The last part of this section is about the supremacy of Christ. By ruling over death in resurrection, Jesus demonstrated that he reigns over all – every ruler, every power, every authority. Paul seems to be thinking about an end point, a time at which this current world order will be over. When Jesus rules over everything, by the authority of the Creator, he hands it all back to him, his Father God. Having brought all things in submission to himself, he then submits himself to his Father, so that all is brought to unity. This is in contrast to the stories of Roman and Greek gods, who fight against one another for authority and supremacy. The Father makes the Son the ruler of all, and then as ruler the Son submits himself to the Father.

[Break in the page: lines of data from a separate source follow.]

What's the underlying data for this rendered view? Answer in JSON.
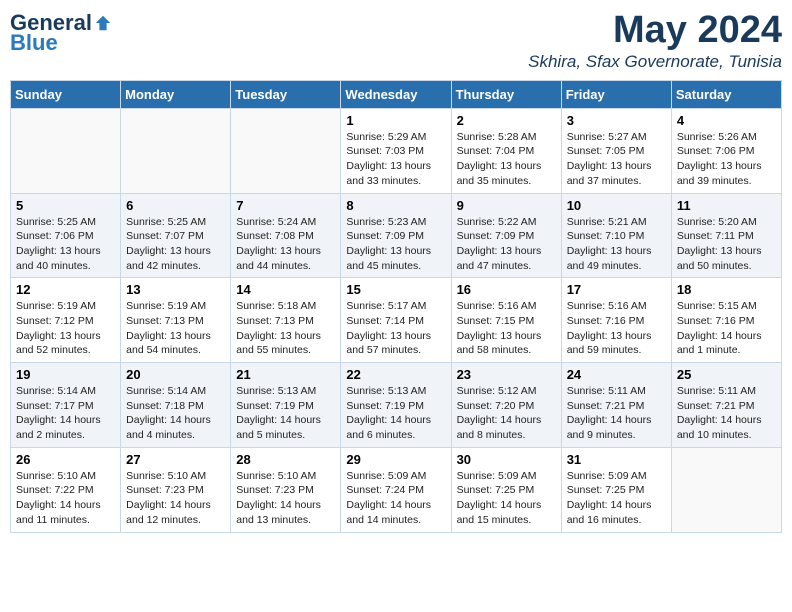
{
  "logo": {
    "general": "General",
    "blue": "Blue"
  },
  "header": {
    "month_year": "May 2024",
    "location": "Skhira, Sfax Governorate, Tunisia"
  },
  "days_of_week": [
    "Sunday",
    "Monday",
    "Tuesday",
    "Wednesday",
    "Thursday",
    "Friday",
    "Saturday"
  ],
  "weeks": [
    [
      {
        "day": "",
        "info": ""
      },
      {
        "day": "",
        "info": ""
      },
      {
        "day": "",
        "info": ""
      },
      {
        "day": "1",
        "info": "Sunrise: 5:29 AM\nSunset: 7:03 PM\nDaylight: 13 hours\nand 33 minutes."
      },
      {
        "day": "2",
        "info": "Sunrise: 5:28 AM\nSunset: 7:04 PM\nDaylight: 13 hours\nand 35 minutes."
      },
      {
        "day": "3",
        "info": "Sunrise: 5:27 AM\nSunset: 7:05 PM\nDaylight: 13 hours\nand 37 minutes."
      },
      {
        "day": "4",
        "info": "Sunrise: 5:26 AM\nSunset: 7:06 PM\nDaylight: 13 hours\nand 39 minutes."
      }
    ],
    [
      {
        "day": "5",
        "info": "Sunrise: 5:25 AM\nSunset: 7:06 PM\nDaylight: 13 hours\nand 40 minutes."
      },
      {
        "day": "6",
        "info": "Sunrise: 5:25 AM\nSunset: 7:07 PM\nDaylight: 13 hours\nand 42 minutes."
      },
      {
        "day": "7",
        "info": "Sunrise: 5:24 AM\nSunset: 7:08 PM\nDaylight: 13 hours\nand 44 minutes."
      },
      {
        "day": "8",
        "info": "Sunrise: 5:23 AM\nSunset: 7:09 PM\nDaylight: 13 hours\nand 45 minutes."
      },
      {
        "day": "9",
        "info": "Sunrise: 5:22 AM\nSunset: 7:09 PM\nDaylight: 13 hours\nand 47 minutes."
      },
      {
        "day": "10",
        "info": "Sunrise: 5:21 AM\nSunset: 7:10 PM\nDaylight: 13 hours\nand 49 minutes."
      },
      {
        "day": "11",
        "info": "Sunrise: 5:20 AM\nSunset: 7:11 PM\nDaylight: 13 hours\nand 50 minutes."
      }
    ],
    [
      {
        "day": "12",
        "info": "Sunrise: 5:19 AM\nSunset: 7:12 PM\nDaylight: 13 hours\nand 52 minutes."
      },
      {
        "day": "13",
        "info": "Sunrise: 5:19 AM\nSunset: 7:13 PM\nDaylight: 13 hours\nand 54 minutes."
      },
      {
        "day": "14",
        "info": "Sunrise: 5:18 AM\nSunset: 7:13 PM\nDaylight: 13 hours\nand 55 minutes."
      },
      {
        "day": "15",
        "info": "Sunrise: 5:17 AM\nSunset: 7:14 PM\nDaylight: 13 hours\nand 57 minutes."
      },
      {
        "day": "16",
        "info": "Sunrise: 5:16 AM\nSunset: 7:15 PM\nDaylight: 13 hours\nand 58 minutes."
      },
      {
        "day": "17",
        "info": "Sunrise: 5:16 AM\nSunset: 7:16 PM\nDaylight: 13 hours\nand 59 minutes."
      },
      {
        "day": "18",
        "info": "Sunrise: 5:15 AM\nSunset: 7:16 PM\nDaylight: 14 hours\nand 1 minute."
      }
    ],
    [
      {
        "day": "19",
        "info": "Sunrise: 5:14 AM\nSunset: 7:17 PM\nDaylight: 14 hours\nand 2 minutes."
      },
      {
        "day": "20",
        "info": "Sunrise: 5:14 AM\nSunset: 7:18 PM\nDaylight: 14 hours\nand 4 minutes."
      },
      {
        "day": "21",
        "info": "Sunrise: 5:13 AM\nSunset: 7:19 PM\nDaylight: 14 hours\nand 5 minutes."
      },
      {
        "day": "22",
        "info": "Sunrise: 5:13 AM\nSunset: 7:19 PM\nDaylight: 14 hours\nand 6 minutes."
      },
      {
        "day": "23",
        "info": "Sunrise: 5:12 AM\nSunset: 7:20 PM\nDaylight: 14 hours\nand 8 minutes."
      },
      {
        "day": "24",
        "info": "Sunrise: 5:11 AM\nSunset: 7:21 PM\nDaylight: 14 hours\nand 9 minutes."
      },
      {
        "day": "25",
        "info": "Sunrise: 5:11 AM\nSunset: 7:21 PM\nDaylight: 14 hours\nand 10 minutes."
      }
    ],
    [
      {
        "day": "26",
        "info": "Sunrise: 5:10 AM\nSunset: 7:22 PM\nDaylight: 14 hours\nand 11 minutes."
      },
      {
        "day": "27",
        "info": "Sunrise: 5:10 AM\nSunset: 7:23 PM\nDaylight: 14 hours\nand 12 minutes."
      },
      {
        "day": "28",
        "info": "Sunrise: 5:10 AM\nSunset: 7:23 PM\nDaylight: 14 hours\nand 13 minutes."
      },
      {
        "day": "29",
        "info": "Sunrise: 5:09 AM\nSunset: 7:24 PM\nDaylight: 14 hours\nand 14 minutes."
      },
      {
        "day": "30",
        "info": "Sunrise: 5:09 AM\nSunset: 7:25 PM\nDaylight: 14 hours\nand 15 minutes."
      },
      {
        "day": "31",
        "info": "Sunrise: 5:09 AM\nSunset: 7:25 PM\nDaylight: 14 hours\nand 16 minutes."
      },
      {
        "day": "",
        "info": ""
      }
    ]
  ]
}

It was for this reason that Paul could ‘face death every day’ in his ministry. He does not do it for his own gain in this world, but because he is submitted to the Lord God as his ruler, and because he believes there is a reward beyond this current life. If the dead are not raised, we all may as well suck all the marrow out of this life and enjoy ourselves – as some of the Corinthians were doing – but given the dead are raised to judgement, Paul urges us to sober up and stop sinning. Rather than being wise and intelligent, as the Corinthians were in their own eyes, Paul declares them ignorant of God.

How shall we apply all this to our own lives? Most importantly, Jesus is in charge, not us. He rules over every authority, every ruler, every power, even death. That means he rules over us. It also means we can trust him, no matter what crazy things are going on in the world. Secondly, but probably primarily within Paul’s intent for this passage, as Jesus rose from the dead, it means (1) our sins are paid for and we are reconciled to God; (2) our faith therefore has meaning for both this life and the life to come; (3) we will be raised from the dead and there is another life to look forward to. Therefore we should live with him as ruler of our lives even now.

Prayer: Jesus, you are the ruler of life and death. Forgive me for my self-seeking rebellion, and help me to live as your subject. Thank you for your promise to raise me from the dead and keep me as a subject in your heavenly kingdom.